Mmm… I love pad thai, but wanted to make a healthier version. Hence the spaghetti squash! I love the taste and texture of this delicious meal. It makes 4-6 servings, so hello leftovers and lunch tomorrow!
- 1 medium-sized spaghetti squash
- 4 green onions, thinly sliced
- 1/2 cup fresh cilantro, chopped
- 1 carrot, peeled and shredded
- 1/2 red pepper, sliced
- 4 cloves garlic, minced
- 2 eggs
- 2 Tbsp. peanut oil
- 3 Tbsp. sweet chili sauce
- 3 Tbsp. soy sauce
- 1/2 lime
- 1/2 cup roasted peanuts, crushed
- 1 chicken breast, cooked and cut into bite-sized pieces
- Preheat oven to 400F. Cut the spaghetti squash in half, lengthwise. Spoon out seeds and sprinkle cut sides with olive oil. Place squash on baking sheet with cut side down and roast for about 45 minutes, until tender. Set aside until cool enough to handle.
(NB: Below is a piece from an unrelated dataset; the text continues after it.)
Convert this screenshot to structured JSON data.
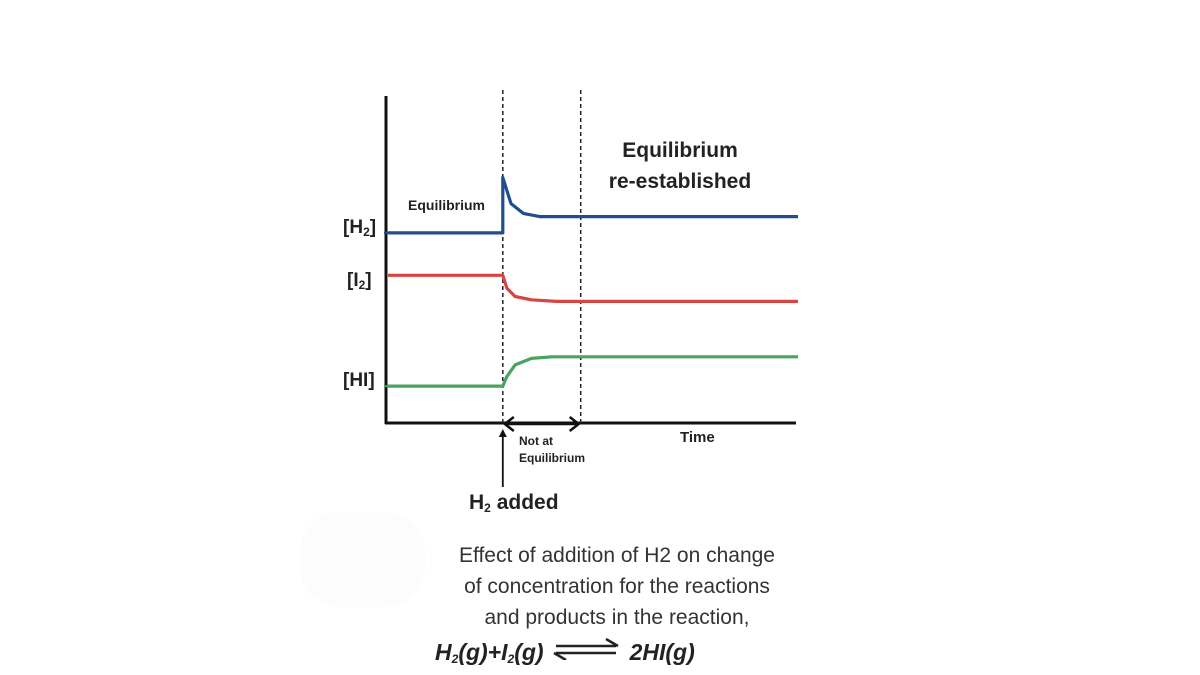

Use a fork to scrape out the “spaghetti” and place into colander to drain for about 10 minutes.
- Meanwhile, beat together eggs in a small bowl.
- In another small bowl, create the sauce by mixing together the sweet chili sauce, soy sauce and lime juice.
- When squash is ready, heat peanut oil in a large skillet over medium-high heat. Add garlic and cook until fragrant, about 45 seconds. Pour in eggs and scramble until almost cooked. Add red pepper, carrot, chicken and squash noodles. Add a few pinches of salt and toss together. Add sauce and stir until coated. Cook for about 2 minutes, until vegetables are heated through.
- Garnish with crushed peanuts, cilantro and green onions.